1
votes

I'm currently trying to use the ARM CMSIS DSP library on my cortex m3 PSoC 5lp chip.
I ran into some issues using some of the functions and I have a question about using the functions arm_cfft_q15 (or any of the arm_cfft_*** functions).

Say I have

    q15_t ADC_samples[1024];
    q15_t MAG_of_fft[1024];

and I run

    arm_cfft_q15(1024pt_fft, ADC_samples, sample_length);

this does the transforms 'in place'. Now because of that, since the FFT returns both real and imaginary values, it will in fact only be able to return an fft of length 512 or is it 512 of the 1024 FFT samples? After getting the FFT I do

    arm_cmplx_mag_q15(ADC_samples, MAG_of_fft, fftlength);

where fftlength is 1024.

This returns MAG_of_fft and when I plot it, it does indeed seem to be the shape that I am expecting to see but I do not know exactly how to interpret the results since I don't know how long my FFT is exactly. I am telling it I am doing a 1024pt FFT but it seems to be only returning a 512pt FFT, or only half of the 1024pt FFT, one or the other.

So am I getting this right? This means that the ADC_samples array must be twice as long as the data in it order for me to get a 1024 pt FFT? and then I can calculate the magnitude of the FFT using that 2048 array by telling it the length of the FFT is 1024?

Can someone explain to me how to properly interpret these functions and what length FFT I should expect?

1

1 Answers

1
votes

The arm_cfft family of functions operate on complex valued signals. In other word a 1024-point FFT performed with arm_cfft_q15 requires 1024 complex input samples which are represented by 2048 q15_t values (interleaved real and imaginary parts, as described in the CMSIS DSP Software Library documentation).

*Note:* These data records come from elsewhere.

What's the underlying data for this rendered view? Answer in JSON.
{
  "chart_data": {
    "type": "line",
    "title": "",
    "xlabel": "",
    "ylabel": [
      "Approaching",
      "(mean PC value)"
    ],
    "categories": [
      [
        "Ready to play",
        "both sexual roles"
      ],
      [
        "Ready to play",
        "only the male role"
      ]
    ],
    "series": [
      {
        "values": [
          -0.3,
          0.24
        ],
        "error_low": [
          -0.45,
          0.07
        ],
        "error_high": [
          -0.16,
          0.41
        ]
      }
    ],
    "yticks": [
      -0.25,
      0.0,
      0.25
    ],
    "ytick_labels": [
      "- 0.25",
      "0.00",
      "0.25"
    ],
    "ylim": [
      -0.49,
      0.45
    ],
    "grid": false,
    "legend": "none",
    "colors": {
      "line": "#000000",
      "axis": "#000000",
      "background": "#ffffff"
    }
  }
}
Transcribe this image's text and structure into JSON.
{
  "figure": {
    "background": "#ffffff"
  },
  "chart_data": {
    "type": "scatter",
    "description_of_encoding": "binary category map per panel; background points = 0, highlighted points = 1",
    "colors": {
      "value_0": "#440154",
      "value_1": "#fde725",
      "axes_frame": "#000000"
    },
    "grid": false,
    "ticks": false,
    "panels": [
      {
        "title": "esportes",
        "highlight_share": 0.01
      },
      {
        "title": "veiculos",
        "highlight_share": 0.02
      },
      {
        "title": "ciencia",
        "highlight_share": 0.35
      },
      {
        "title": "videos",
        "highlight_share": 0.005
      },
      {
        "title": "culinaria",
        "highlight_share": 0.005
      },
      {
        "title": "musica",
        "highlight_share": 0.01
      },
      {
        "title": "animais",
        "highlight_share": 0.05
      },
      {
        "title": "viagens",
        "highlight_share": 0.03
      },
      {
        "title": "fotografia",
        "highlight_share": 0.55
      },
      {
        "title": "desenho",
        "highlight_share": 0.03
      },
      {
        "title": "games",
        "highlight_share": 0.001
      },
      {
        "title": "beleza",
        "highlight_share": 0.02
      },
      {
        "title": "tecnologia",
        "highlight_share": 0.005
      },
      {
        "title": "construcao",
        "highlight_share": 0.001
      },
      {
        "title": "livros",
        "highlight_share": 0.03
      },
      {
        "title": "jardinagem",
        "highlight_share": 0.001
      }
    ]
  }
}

Upon return the buffer contains 1024 complex values (2048 q15_t values) corresponding to the frequency domain representation of the complex input signal.

So adapting this example to your case, you would compute the FFT with:

q15_t ADC_samples[2048];
arm_cfft_q15(1024pt_fft, ADC_samples, 0, 1);

The subsequent call

q15_t MAG_of_fft[1024];
arm_cmplx_mag_q15(ADC_samples, MAG_of_fft, fftlength);

with fftlength=1024 then reduces the 1024 complex values (2048 q15_t values) in ADC_samples to 1024 real magnitude values (1024 q15_t values), and stores the result in MAG_of_fft.

As as side note, if you are in fact dealing with real valued signals, then you could use the same functions and filling every second index (the imaginary parts) of the ADC_samples buffer with zeros (thus using an ADC_samples buffer that is twice as large as your actual number of real samples). Alternatively, you can use the more efficient arm_rfft family of functions (described in this section of the documentation).